Optoelectronic Oscillator
The OEO is one of the most significant innovations in microwave photonics, providing a path to phase noise performance that is unattainable with purely electronic oscillators at frequencies above 10 GHz.
- Performance verification: confirm specifications against the application requirements before finalizing the design
- Environmental factors: temperature range, humidity, and vibration affect long-term reliability and parameter drift
- Cost vs. performance: evaluate whether the application demands premium components or standard commercial grades
Frequently Asked Questions
How does OEO compare to a DRO?
DRO (Dielectric Resonator Oscillator): Q ≈ 5,000-20,000. Phase noise at 10 kHz offset from 10 GHz: -110 to -120 dBc/Hz. Compact, room temperature, commercially available. OEO: Q > 10^6. Phase noise at 10 kHz: -140 to -163 dBc/Hz (20-40 dB better than DRO). Larger (requires km of fiber), more complex, and more expensive. The OEO provides 20-40 dB lower phase noise, making it ideal for: Doppler radar (resolving slow-moving targets), radar with high clutter rejection, and precision measurement systems.

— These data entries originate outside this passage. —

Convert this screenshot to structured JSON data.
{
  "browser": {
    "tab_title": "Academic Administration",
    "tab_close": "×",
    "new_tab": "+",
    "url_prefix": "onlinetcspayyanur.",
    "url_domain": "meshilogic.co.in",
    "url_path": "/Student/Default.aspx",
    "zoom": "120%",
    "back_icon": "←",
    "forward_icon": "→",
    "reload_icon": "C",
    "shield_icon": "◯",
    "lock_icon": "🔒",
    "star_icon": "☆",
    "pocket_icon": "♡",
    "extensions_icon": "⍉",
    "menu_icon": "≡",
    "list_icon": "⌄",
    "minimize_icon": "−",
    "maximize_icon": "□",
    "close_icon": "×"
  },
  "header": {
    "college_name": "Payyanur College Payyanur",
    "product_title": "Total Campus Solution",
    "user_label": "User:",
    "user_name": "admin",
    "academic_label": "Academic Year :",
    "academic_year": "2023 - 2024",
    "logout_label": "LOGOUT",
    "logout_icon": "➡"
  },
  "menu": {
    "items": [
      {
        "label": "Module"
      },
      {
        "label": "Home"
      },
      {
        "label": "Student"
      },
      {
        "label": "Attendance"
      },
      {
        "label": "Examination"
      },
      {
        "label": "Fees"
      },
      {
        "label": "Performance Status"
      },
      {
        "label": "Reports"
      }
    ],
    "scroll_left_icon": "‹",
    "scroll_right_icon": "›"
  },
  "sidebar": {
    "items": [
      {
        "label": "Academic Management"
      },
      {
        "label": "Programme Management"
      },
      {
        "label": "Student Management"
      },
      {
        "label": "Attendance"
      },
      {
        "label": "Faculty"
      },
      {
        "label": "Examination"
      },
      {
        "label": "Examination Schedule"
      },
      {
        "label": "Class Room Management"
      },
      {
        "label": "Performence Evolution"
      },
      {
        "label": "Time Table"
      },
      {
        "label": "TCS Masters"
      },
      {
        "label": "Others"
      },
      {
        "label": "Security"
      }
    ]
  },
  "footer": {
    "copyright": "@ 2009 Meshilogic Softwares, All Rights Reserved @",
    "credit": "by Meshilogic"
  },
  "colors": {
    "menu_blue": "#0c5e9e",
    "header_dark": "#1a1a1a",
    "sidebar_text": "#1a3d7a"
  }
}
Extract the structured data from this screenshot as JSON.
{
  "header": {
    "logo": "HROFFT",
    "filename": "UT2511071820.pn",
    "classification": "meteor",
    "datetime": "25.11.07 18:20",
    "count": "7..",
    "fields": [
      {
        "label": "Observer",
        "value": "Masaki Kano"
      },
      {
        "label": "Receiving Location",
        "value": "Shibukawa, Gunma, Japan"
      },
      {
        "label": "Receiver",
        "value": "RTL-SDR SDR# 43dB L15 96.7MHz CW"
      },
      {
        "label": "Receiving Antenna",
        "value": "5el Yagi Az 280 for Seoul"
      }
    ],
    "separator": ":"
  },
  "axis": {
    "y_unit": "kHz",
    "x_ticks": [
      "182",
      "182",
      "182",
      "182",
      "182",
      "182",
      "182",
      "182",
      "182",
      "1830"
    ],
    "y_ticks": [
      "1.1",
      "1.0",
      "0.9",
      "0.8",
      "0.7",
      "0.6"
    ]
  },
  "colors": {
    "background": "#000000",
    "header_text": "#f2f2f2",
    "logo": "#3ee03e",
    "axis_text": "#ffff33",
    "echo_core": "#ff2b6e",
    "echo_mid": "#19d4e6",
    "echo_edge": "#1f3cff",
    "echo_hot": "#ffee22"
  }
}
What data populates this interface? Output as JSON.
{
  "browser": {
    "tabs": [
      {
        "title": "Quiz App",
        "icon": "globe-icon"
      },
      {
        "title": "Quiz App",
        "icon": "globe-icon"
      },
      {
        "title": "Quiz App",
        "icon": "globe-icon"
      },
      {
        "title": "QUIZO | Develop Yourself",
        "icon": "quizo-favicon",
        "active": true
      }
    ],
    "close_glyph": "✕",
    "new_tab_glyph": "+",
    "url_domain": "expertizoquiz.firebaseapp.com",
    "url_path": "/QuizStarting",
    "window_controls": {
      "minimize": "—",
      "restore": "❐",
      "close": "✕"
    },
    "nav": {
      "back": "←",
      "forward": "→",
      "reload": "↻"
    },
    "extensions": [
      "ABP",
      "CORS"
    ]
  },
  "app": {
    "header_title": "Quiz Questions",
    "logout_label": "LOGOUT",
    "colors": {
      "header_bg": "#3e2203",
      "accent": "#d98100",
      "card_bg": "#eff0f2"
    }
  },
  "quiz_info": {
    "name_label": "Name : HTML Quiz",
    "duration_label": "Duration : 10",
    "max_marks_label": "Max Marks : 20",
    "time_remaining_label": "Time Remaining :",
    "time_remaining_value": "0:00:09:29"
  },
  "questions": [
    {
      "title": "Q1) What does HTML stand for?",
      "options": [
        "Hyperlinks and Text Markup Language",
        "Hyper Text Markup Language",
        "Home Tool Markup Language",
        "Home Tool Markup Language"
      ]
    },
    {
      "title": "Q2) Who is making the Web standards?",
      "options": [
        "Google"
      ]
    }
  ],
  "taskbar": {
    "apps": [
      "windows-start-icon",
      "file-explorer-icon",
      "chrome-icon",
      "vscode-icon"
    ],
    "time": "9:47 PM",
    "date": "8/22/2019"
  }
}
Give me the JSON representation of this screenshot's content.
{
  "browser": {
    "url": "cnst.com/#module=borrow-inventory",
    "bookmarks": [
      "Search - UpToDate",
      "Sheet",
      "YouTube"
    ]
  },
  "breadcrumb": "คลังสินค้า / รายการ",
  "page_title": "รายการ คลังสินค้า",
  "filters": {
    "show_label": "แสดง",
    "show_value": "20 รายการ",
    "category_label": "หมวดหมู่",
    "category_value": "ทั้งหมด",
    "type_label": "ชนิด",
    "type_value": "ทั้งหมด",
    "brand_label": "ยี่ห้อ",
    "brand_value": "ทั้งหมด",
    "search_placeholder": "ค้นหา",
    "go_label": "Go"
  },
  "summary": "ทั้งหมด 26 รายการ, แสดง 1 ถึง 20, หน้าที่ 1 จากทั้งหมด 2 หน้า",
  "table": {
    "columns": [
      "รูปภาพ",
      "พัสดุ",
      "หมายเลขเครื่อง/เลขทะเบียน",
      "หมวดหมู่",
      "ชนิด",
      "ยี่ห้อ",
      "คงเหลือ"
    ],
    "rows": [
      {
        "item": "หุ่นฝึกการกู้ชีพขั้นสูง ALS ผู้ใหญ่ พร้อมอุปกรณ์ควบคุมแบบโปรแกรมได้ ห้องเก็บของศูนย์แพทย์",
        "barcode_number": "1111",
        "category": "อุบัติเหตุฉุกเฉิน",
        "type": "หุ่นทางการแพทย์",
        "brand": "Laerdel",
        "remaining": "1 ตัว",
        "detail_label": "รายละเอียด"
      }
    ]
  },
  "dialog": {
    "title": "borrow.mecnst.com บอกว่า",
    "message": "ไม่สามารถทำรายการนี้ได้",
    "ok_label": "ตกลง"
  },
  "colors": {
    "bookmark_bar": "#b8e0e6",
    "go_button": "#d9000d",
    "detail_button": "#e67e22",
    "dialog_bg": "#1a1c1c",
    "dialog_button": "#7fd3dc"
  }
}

Is the OEO commercially available?
Yes. OEWaves (now part of Keysight Technologies) commercialized the whispering gallery mode OEO (using a crystalline resonator instead of fiber). Frequency: 1-40 GHz. Phase noise: -150 dBc/Hz at 10 kHz offset from 10 GHz. Size: benchtop module (20 × 15 × 10 cm). Cost: $20,000-50,000. Other vendors (Photonic Systems Inc., Phase Noise Solutions) offer fiber-based OEO modules. Used in: radar, test and measurement, and electronic warfare.
What limits OEO phase noise?
The noise floor is limited by: laser RIN (which modulates the loop gain and creates phase noise via the AM-to-PM conversion), shot noise of the photodetector, thermal noise of the RF amplifier, and fiber delay line vibration sensitivity (acoustic vibrations modulate the fiber length, creating phase noise). For the best performance: use a low-RIN laser (< -160 dB/Hz), vibration-isolated fiber spool (acoustic shielding), and low-noise RF amplifier in the loop.